7 thoughts on “How to Avoid Freelance Job Scams

  1. Pingback: The Red Flags for Freelance Scams : The Freelance Pro

  2. Pingback: Freelance Jobs to Avoid! 5 Warning Signs for Scams | OpenABlog

  3. I can recommende something in this field, as I’ve wroked as a freelance writer for several years. It’s an awfully great option of working at home. You regulate your workload by yourself, receive certain sums of money. The majority of companies providing writers with orders are reliable ones. I’ve worked for Asiawriters for a long time and have never been frauded. Here’s my point/

  4. Jennifer Mattern

    I guess it depends on all of our individual definitions of “scams.” For example, I’d lump that site in that group for a couple of reasons.

    1. They say they target freelance writers, but in fact they treat writers like employees. If you’re filling out applications, taking tests, and waiting weeks on an HR department, you’re not quite freelancing. And if a company is going to treat you more like an employee, they also better be offering the benefits of being an employee. The site is misleading.

    2. They claim on the site that they can get you better paying gigs than you could get elsewhere. That’s just not true. Up to $30 per page might be okay in some areas of the world, but on a larger scale it’s not even close to what freelancers can get. That includes freelancers in Asia who write for clients elsewhere.

    That also comes from someone who’s worked as a freelance writer for several years (over 10) and someone who helps freelance writers break away from these kinds of sites that make a lot of promises but generally don’t deliver much.
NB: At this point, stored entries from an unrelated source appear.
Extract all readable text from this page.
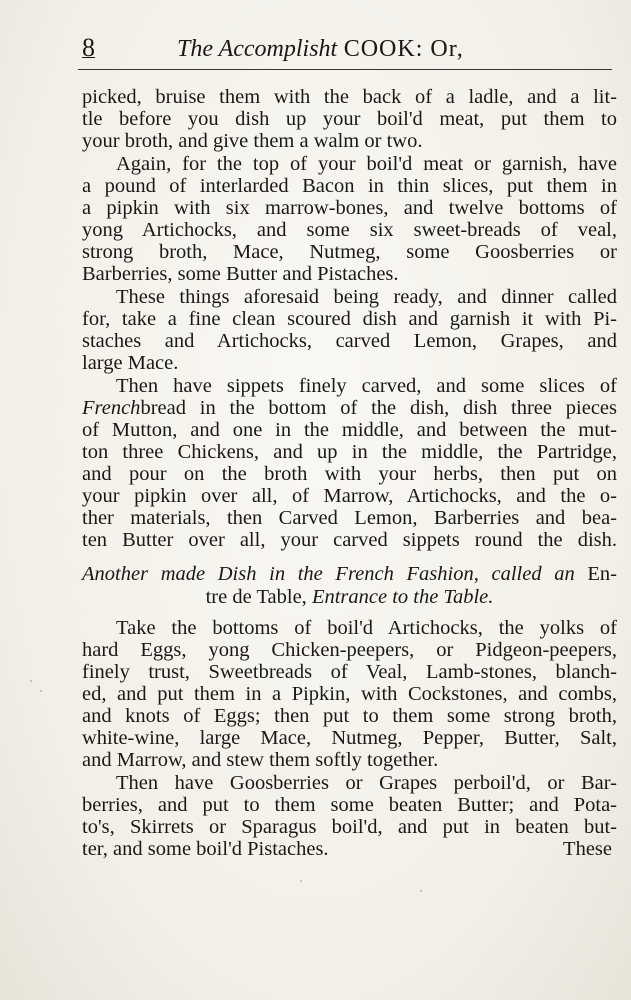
8	The Accomplisht COOK: Or,
picked, bruise them with the back of a ladle, and a lit-
tle before you dish up your boil'd meat, put them to
your broth, and give them a walm or two.
Again, for the top of your boil'd meat or garnish, have
a pound of interlarded Bacon in thin slices, put them in
a pipkin with six marrow-bones, and twelve bottoms of
yong Artichocks, and some six sweet-breads of veal,
strong broth, Mace, Nutmeg, some Goosberries or
Barberries, some Butter and Pistaches.
These things aforesaid being ready, and dinner called
for, take a fine clean scoured dish and garnish it with Pi-
staches and Artichocks, carved Lemon, Grapes, and
large Mace.
Then have sippets finely carved, and some slices of
Frenchbread in the bottom of the dish, dish three pieces
of Mutton, and one in the middle, and between the mut-
ton three Chickens, and up in the middle, the Partridge,
and pour on the broth with your herbs, then put on
your pipkin over all, of Marrow, Artichocks, and the o-
ther materials, then Carved Lemon, Barberries and bea-
ten Butter over all, your carved sippets round the dish.
Another made Dish in the French Fashion, called an En-
tre de Table, Entrance to the Table.
Take the bottoms of boil'd Artichocks, the yolks of
hard Eggs, yong Chicken-peepers, or Pidgeon-peepers,
finely trust, Sweetbreads of Veal, Lamb-stones, blanch-
ed, and put them in a Pipkin, with Cockstones, and combs,
and knots of Eggs; then put to them some strong broth,
white-wine, large Mace, Nutmeg, Pepper, Butter, Salt,
and Marrow, and stew them softly together.
Then have Goosberries or Grapes perboil'd, or Bar-
berries, and put to them some beaten Butter; and Pota-
to's, Skirrets or Sparagus boil'd, and put in beaten but-
ter, and some boil'd Pistaches.	These
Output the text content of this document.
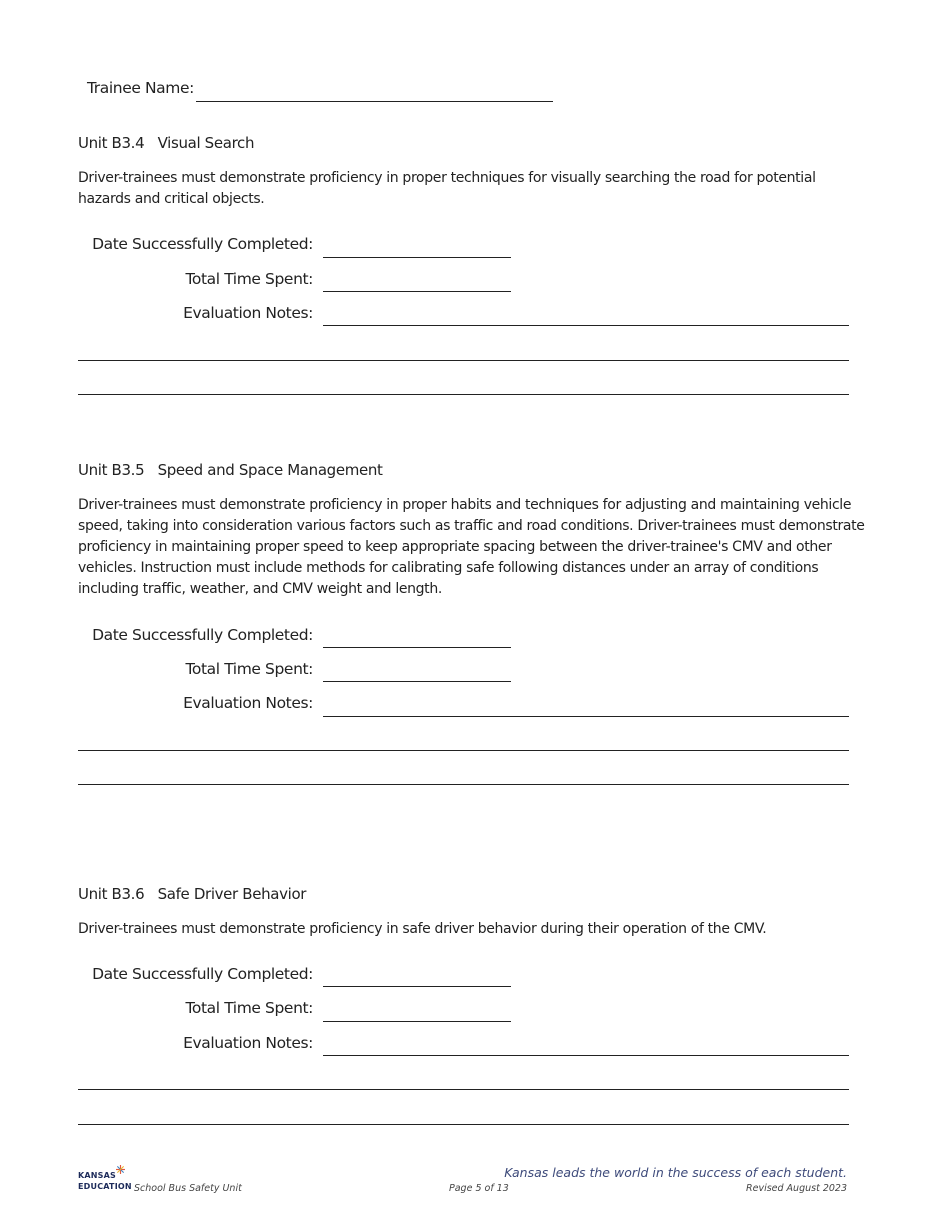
Trainee Name:
Unit B3.4 Visual Search
Driver-trainees must demonstrate proficiency in proper techniques for visually searching the road for potential hazards and critical objects.
Date Successfully Completed:
Total Time Spent:
Evaluation Notes:
Unit B3.5 Speed and Space Management
Driver-trainees must demonstrate proficiency in proper habits and techniques for adjusting and maintaining vehicle speed, taking into consideration various factors such as traffic and road conditions. Driver-trainees must demonstrate proficiency in maintaining proper speed to keep appropriate spacing between the driver-trainee's CMV and other vehicles. Instruction must include methods for calibrating safe following distances under an array of conditions including traffic, weather, and CMV weight and length.
Date Successfully Completed:
Total Time Spent:
Evaluation Notes:
Unit B3.6 Safe Driver Behavior
Driver-trainees must demonstrate proficiency in safe driver behavior during their operation of the CMV.
Date Successfully Completed:
Total Time Spent:
Evaluation Notes:
KANSAS

EDUCATION School Bus Safety Unit	Page 5 of 13
Kansas leads the world in the success of each student.
Revised August 2023
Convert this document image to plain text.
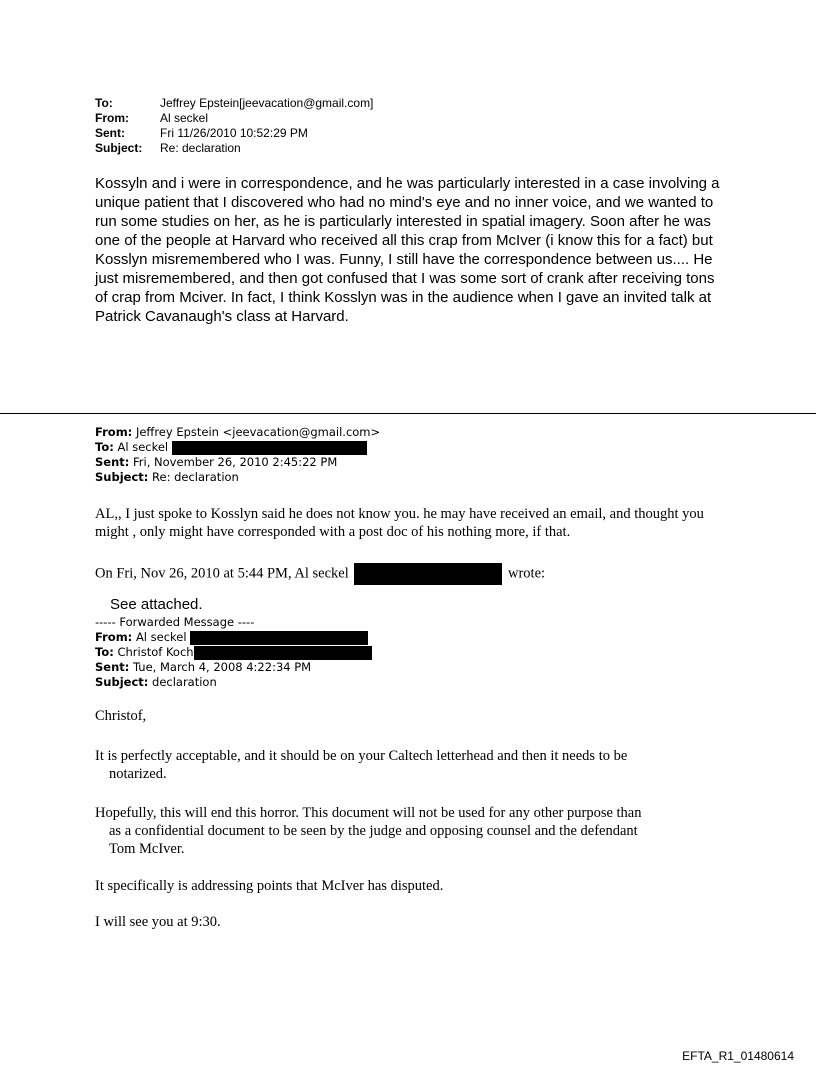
To:	Jeffrey Epstein[jeevacation@gmail.com]
From:	Al seckel
Sent:	Fri 11/26/2010 10:52:29 PM
Subject:	Re: declaration
Kossyln and i were in correspondence, and he was particularly interested in a case involving a unique patient that I discovered who had no mind's eye and no inner voice, and we wanted to run some studies on her, as he is particularly interested in spatial imagery. Soon after he was one of the people at Harvard who received all this crap from McIver (i know this for a fact) but Kosslyn misremembered who I was. Funny, I still have the correspondence between us.... He just misremembered, and then got confused that I was some sort of crank after receiving tons of crap from Mciver. In fact, I think Kosslyn was in the audience when I gave an invited talk at Patrick Cavanaugh's class at Harvard.
From: Jeffrey Epstein <jeevacation@gmail.com>
To: Al seckel
Sent: Fri, November 26, 2010 2:45:22 PM
Subject: Re: declaration
AL,, I just spoke to Kosslyn said he does not know you. he may have received an email, and thought you might , only might have corresponded with a post doc of his nothing more, if that.
On Fri, Nov 26, 2010 at 5:44 PM, Al seckel	wrote:
See attached.
----- Forwarded Message ----
From: Al seckel
To: Christof Koch
Sent: Tue, March 4, 2008 4:22:34 PM
Subject: declaration
Christof,
It is perfectly acceptable, and it should be on your Caltech letterhead and then it needs to be
notarized.
Hopefully, this will end this horror. This document will not be used for any other purpose than
as a confidential document to be seen by the judge and opposing counsel and the defendant
Tom McIver.
It specifically is addressing points that McIver has disputed.
I will see you at 9:30.
EFTA_R1_01480614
In this case you have a site that has over 1000 registered writers and barely over 160 available jobs. That says a lot.

  5. Of course, it’s hard to argue with the second point concerning financial aspect, but still. I have experience of working for Essaywriters.net. I guess it’s something similar to the Asiawriters. And it does work on freelance pattern. I control my workload completely by myself. Noone tells me how much I sould fulfill for a paticular period of time. Being a student and having loads of another work, it’s essential for me to regulate the number of my orders by myself.

  6. Jennifer Mattern

    The fact that one aspect works on a “freelance pattern” does not make it true freelance work. It’s one small part of the equation. And when companies call you a freelancer but they treat you like an employee in other ways, they can be breaking the law. And you’re the one who pays for it. For the employer benefits they want, they have to pay benefits, worker’s comp insurance, half of the taxes, etc. To get employer benefits they have to pay those things. They can’t have you pay for those things by calling you a freelancer but still get other benefits of being an employer. It’s not legal. It doesn’t work that way. And perhaps more importantly, it’s very unethical. And as a freelancer, you live or die based on your personal brand. Associating yourself with unethical companies can hurt you for years to come. There’s no way around that fact. If you’re just a hobby writer trying to earn a few bucks while you’re in school, that’s one thing. The site might be fine. But for professional freelancers, they’re never a good idea. You can learn much more about them at my freelance writing site — AllFreelanceWriting.com. We go out of our way to help freelancers get away from these sites that exist largely to exploit them, and we go into much more detail about the legal issues of sites like these crossing legal and ethical lines between being employers and clients.